The Greek is ho logos sarx egeneto: "the logos became meat." Sarx is flesh, meat, physical substance. John chose the most material word available. Not "body," not "form": meat. The eternal rational principle of the cosmos became meat and set up a tent among us (eskenosen: "tabernacled"). The metaphysics of this are dizzying and the vocabulary is deliberately shocking.

35. 35. "I was in the Spirit on the Lord's day, and I heard behind me a great voice, as of a trumpet" (Revelation 1:10)

John of Patmos hears a trumpet voice behind him. He turns and sees lampstands. Among the lampstands is a being with hair "white as wool, as white as snow," eyes "as a flame of fire," feet "like fine bronze, as if refined in a furnace," and a voice "as the sound of many waters." Out of his mouth comes a two-edged sword. John faints. This is the resurrected Christ.

36. 36. "A time to embrace, and a time to refrain from embracing" (Ecclesiastes 3:5)

The famous "turn turn turn" passage. Between "a time to scatter stones and a time to gather them" (which nobody has ever satisfactorily explained) and "a time to embrace": the rhythm is so musical that the content stops mattering. Qoheleth was a poet first. The "scattering stones" verse has been debated for two thousand years. Some say it refers to sex. Nobody knows.

37. 37. "She took the nail of the tent, and took a hammer in her hand, and went softly unto him, and smote the nail into his temples, and fastened it into the ground" (Judges 4:21, KJV)

Jael, a woman, kills the enemy general Sisera by hammering a tent peg through his skull while he sleeps. The text describes her going "softly." Deborah's victory song in the next chapter calls Jael "blessed above women." This is presented as heroic. The detail of going "softly" is unforgettable.

38. 38. "But Lot's wife looked back, and she became a pillar of salt" (Genesis 19:26)

One glance.
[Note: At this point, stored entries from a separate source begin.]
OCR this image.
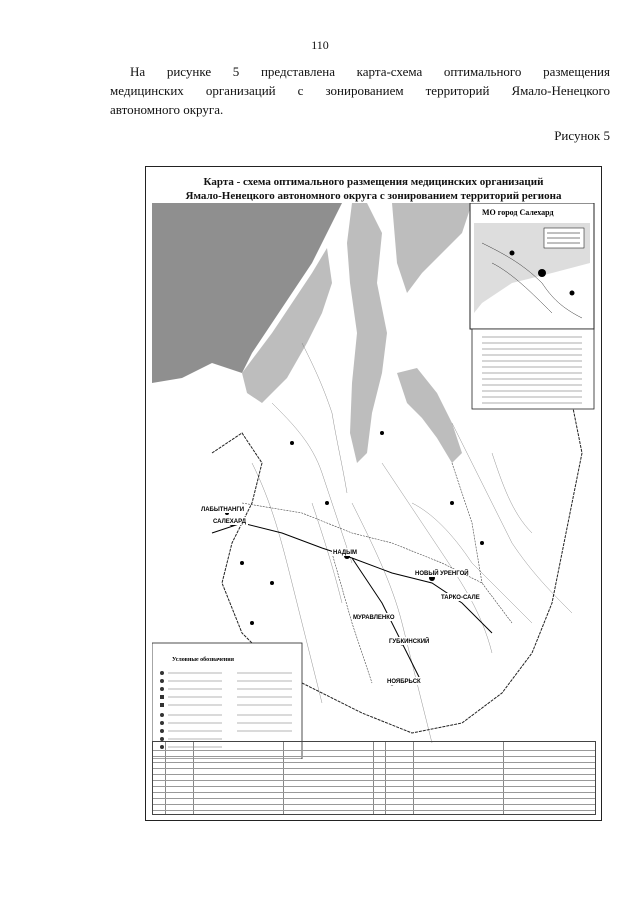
110
На рисунке 5 представлена карта-схема оптимального размещения
медицинских организаций с зонированием территорий Ямало-Ненецкого
автономного округа.
Рисунок 5
Карта - схема оптимального размещения медицинских организаций
Ямало-Ненецкого автономного округа с зонированием территорий региона
САЛЕХАРД
НОВЫЙ УРЕНГОЙ
НАДЫМ
ЛАБЫТНАНГИ
ТАРКО-САЛЕ
НОЯБРЬСК
ГУБКИНСКИЙ
МУРАВЛЕНКО
МО город Салехард
Условные обозначения
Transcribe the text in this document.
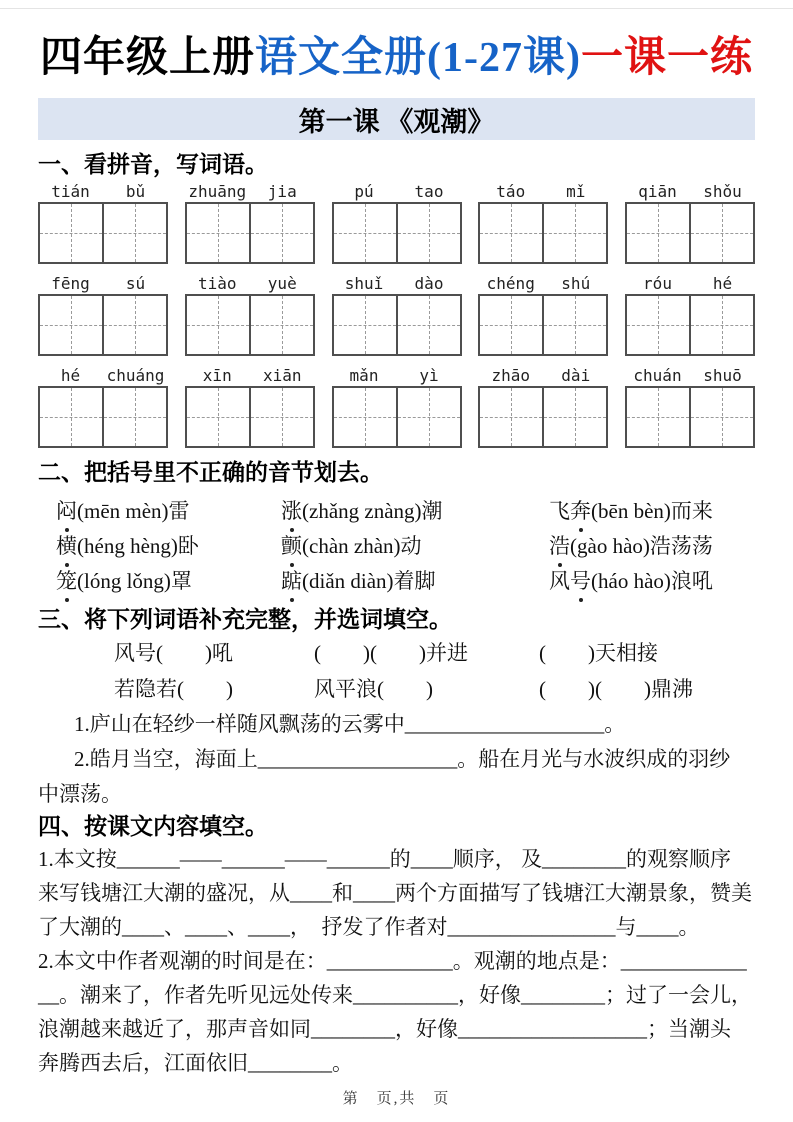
四年级上册语文全册(1-27课)一课一练
第一课 《观潮》
一、看拼音，写词语。
tián	bǔ	zhuāng	jia	pú	tao	táo	mǐ	qiān	shǒu
fēng	sú	tiào	yuè	shuǐ	dào	chéng	shú	róu	hé
hé	chuáng	xīn	xiān	mǎn	yì	zhāo	dài	chuán	shuō
二、把括号里不正确的音节划去。
闷(mēn mèn)雷	涨(zhǎng znàng)潮	飞奔(bēn bèn)而来
横(héng hèng)卧	颤(chàn zhàn)动	浩(gào hào)浩荡荡
笼(lóng lǒng)罩	踮(diǎn diàn)着脚	风号(háo hào)浪吼
三、将下列词语补充完整，并选词填空。
风号(　　)吼	(　　)(　　)并进	(　　)天相接
若隐若(　　)	风平浪(　　)	(　　)(　　)鼎沸
1.庐山在轻纱一样随风飘荡的云雾中___________________。
2.皓月当空，海面上___________________。船在月光与水波织成的羽纱
中漂荡。
四、按课文内容填空。
1.本文按______——______——______的____顺序， 及________的观察顺序
来写钱塘江大潮的盛况，从____和____两个方面描写了钱塘江大潮景象，赞美
了大潮的____、____、____，　抒发了作者对________________与____。
2.本文中作者观潮的时间是在：____________。观潮的地点是：____________
__。潮来了，作者先听见远处传来__________，好像________；过了一会儿，
浪潮越来越近了，那声音如同________，好像__________________；当潮头
奔腾西去后，江面依旧________。
第　页,共　页
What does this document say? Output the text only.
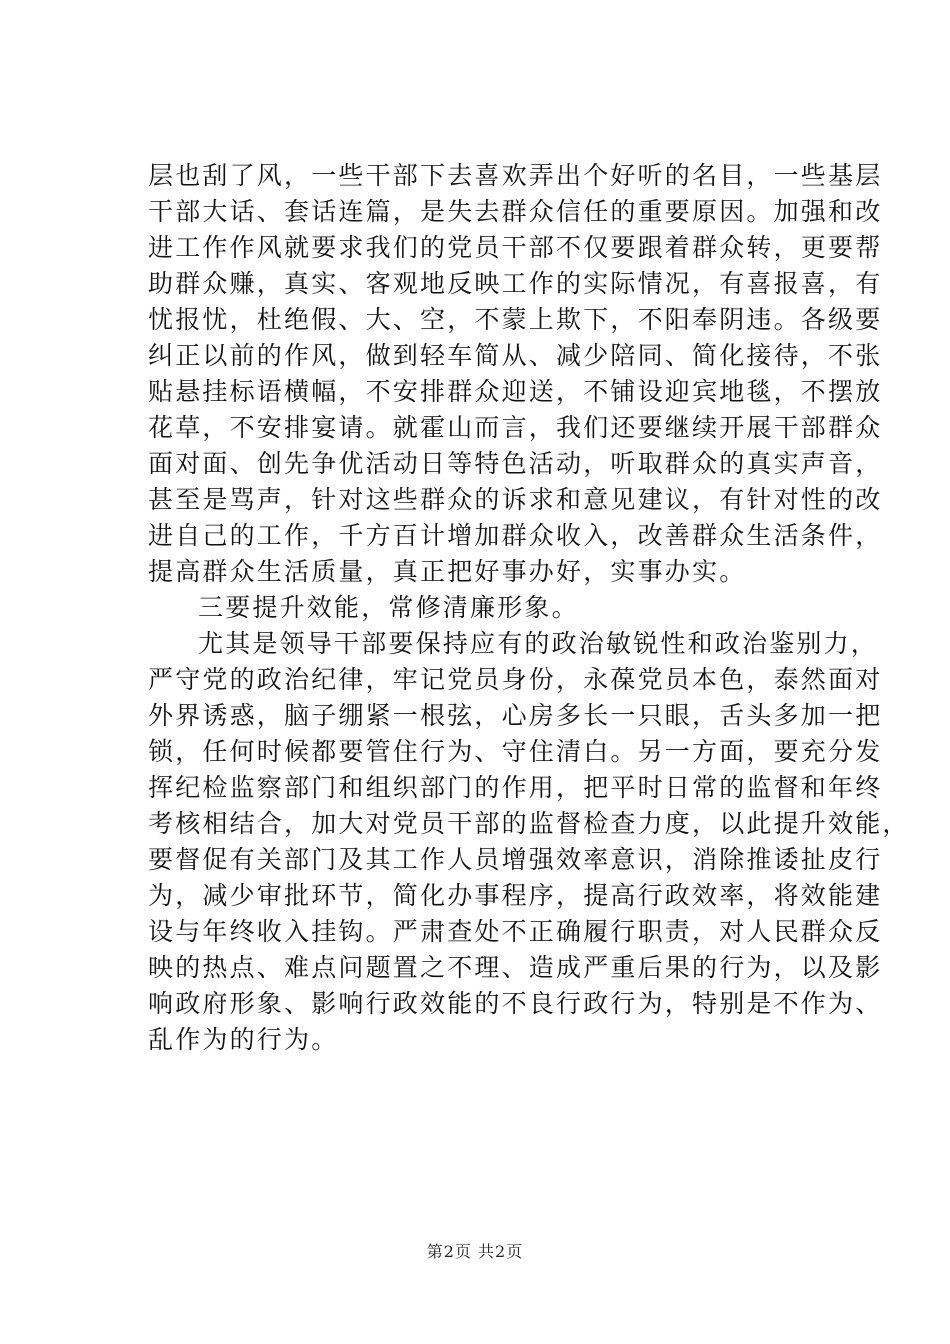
层也刮了风，一些干部下去喜欢弄出个好听的名目，一些基层
干部大话、套话连篇，是失去群众信任的重要原因。加强和改
进工作作风就要求我们的党员干部不仅要跟着群众转，更要帮
助群众赚，真实、客观地反映工作的实际情况，有喜报喜，有
忧报忧，杜绝假、大、空，不蒙上欺下，不阳奉阴违。各级要
纠正以前的作风，做到轻车简从、减少陪同、简化接待，不张
贴悬挂标语横幅，不安排群众迎送，不铺设迎宾地毯，不摆放
花草，不安排宴请。就霍山而言，我们还要继续开展干部群众
面对面、创先争优活动日等特色活动，听取群众的真实声音，
甚至是骂声，针对这些群众的诉求和意见建议，有针对性的改
进自己的工作，千方百计增加群众收入，改善群众生活条件，
提高群众生活质量，真正把好事办好，实事办实。
三要提升效能，常修清廉形象。
尤其是领导干部要保持应有的政治敏锐性和政治鉴别力，
严守党的政治纪律，牢记党员身份，永葆党员本色，泰然面对
外界诱惑，脑子绷紧一根弦，心房多长一只眼，舌头多加一把
锁，任何时候都要管住行为、守住清白。另一方面，要充分发
挥纪检监察部门和组织部门的作用，把平时日常的监督和年终
考核相结合，加大对党员干部的监督检查力度，以此提升效能，
要督促有关部门及其工作人员增强效率意识，消除推诿扯皮行
为，减少审批环节，简化办事程序，提高行政效率，将效能建
设与年终收入挂钩。严肃查处不正确履行职责，对人民群众反
映的热点、难点问题置之不理、造成严重后果的行为，以及影
响政府形象、影响行政效能的不良行政行为，特别是不作为、
乱作为的行为。
第2页 共2页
Instantaneous. No explanation of mechanism. The text does not say she disobeyed in a dramatic way: she just looked. The punishment is transformation into a mineral. Jesus uses her as an example ("remember Lot's wife," Luke 17:32) without explaining it either. She is never given a name in the text.

39. 39. "For this cause God gave them up unto vile affections... and likewise also the men, leaving the natural use of the woman, burned in their lust one toward another; men with men working that which is unseemly" (Romans 1:26-27, KJV)

Paul's most explicit condemnation. The Greek para phusin ("against nature") was a standard Stoic philosophical term. Paul uses Stoic vocabulary to make a Jewish argument. The phrase "working that which is unseemly" (ten aschemosune katergazomenoi) is a euphemism for a euphemism. This is also the only verse in the entire Bible that mentions female same-sex behavior.

40. 40. "He that hath no sword, let him sell his garment, and buy one" (Luke 22:36)

Jesus, hours before his arrest, tells the disciples to buy swords. They say they have two. He says "it is enough." Then, when Peter uses one of those swords to cut off a man's ear, Jesus heals the ear and says "no more of this." He told them to buy swords, they got two swords, he used neither sword, he stopped the one sword that was used. What the swords were for remains one of the genuinely unresolved questions of New Testament scholarship.


The Bible is a library, not a book. It was assembled over roughly a thousand years, in three languages, across wildly different genres. The weirdness is not accidental. It is what happens when you compile ancient legal codes, poetry, apocalyptic visions, court histories, and philosophical essays and call them one thing. The smoothness you get in modern translations is the editorial work of centuries. The original is stranger.